Agree with you. Government work has not been very popular with programmers. Working for "the man" is not something that is generally sought after. Ideals are strong in this young industry. Dunno if they should try and work as a startup. They are a not a business, nor can they operate like one.


asked whether I would use a list or an array for a particular data structure...the interviewer was an ex-Google engineer

It was a computer science question, not a programming question. If a particular tool doesn't implement one of the fundamental data types that is an interesting point you can talk about.

But the question sounds like the interviewer wanted to make sure you understood the time-complexity difference between the two.

If you've never done that style of interview it is important to realize that the goal is quite different to making sure you understand a language's syntax.


Except, if you want to ask a question about CS Data Types, you really do need to be clear in your terminology.

I just turned to the two most relevant books that I had on my shelf. Neither Knuth's The Art of Computer Programming, nor SedgewiCk's Algorithms in C refer to a list without a qualifier. Knuth speaks of Linear Lists, and then goes into a description of Linked lists, doubly linked list and circular linked lists, and Sedgewick refers exclusively to Linked lists.

If I went to an interview for a Java role, and was asked to choose between a list and an array I would assume they meant java.util.List, if it was a Scala role I'd assume scala.collection.immutable.List; I think it's entirely reasonable for a Ruby+Python dev to be confused about what set of terms the interviewer is drawing from.

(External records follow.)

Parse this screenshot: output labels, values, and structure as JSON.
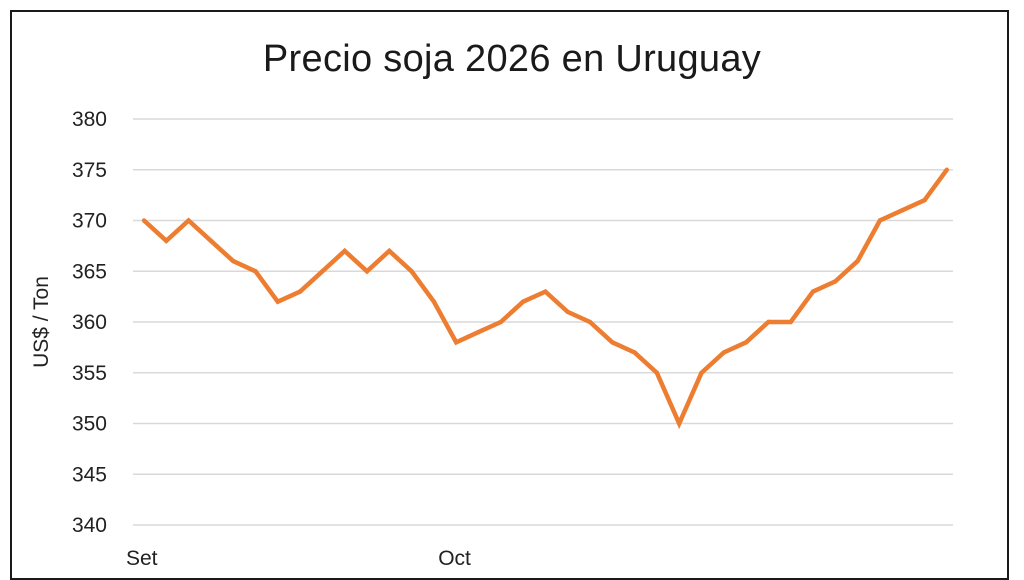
{
  "chart_data": {
    "type": "line",
    "title": "Precio soja 2026 en Uruguay",
    "xlabel": "",
    "ylabel": "US$ / Ton",
    "ylim": [
      340,
      380
    ],
    "yticks": [
      340,
      345,
      350,
      355,
      360,
      365,
      370,
      375,
      380
    ],
    "xtick_labels": [
      {
        "label": "Set",
        "index": 0
      },
      {
        "label": "Oct",
        "index": 14
      }
    ],
    "grid": true,
    "legend": "none",
    "series": [
      {
        "color": "#ed7d31",
        "values": [
          370,
          368,
          370,
          368,
          366,
          365,
          362,
          363,
          365,
          367,
          365,
          367,
          365,
          362,
          358,
          359,
          360,
          362,
          363,
          361,
          360,
          358,
          357,
          355,
          350,
          355,
          357,
          358,
          360,
          360,
          363,
          364,
          366,
          370,
          371,
          372,
          375
        ]
      }
    ]
  }
}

If you want to ask a generic CS question, then preface it appropriately, and be precise about your terminology.


It actually was a programming question, it was in the context of discussing how I would build a redis-like caching service.


(Member of USDS) - I'm sorry we gave you a bad experience. It is not something I want to have happen to anyone.

If anyone asking "why is it so bad" actually genuinely wanted an answer, here is part of one: There's some finite amount of process change that we can absorb per unit time. We have tended not to prioritize process improvements that would reduce the risk of an individual getting a bad experience, in favor of ones that will increase the total yield of qualified hires. We know we are paying a price for this, so we keep an eye on places like HN to see how high it is.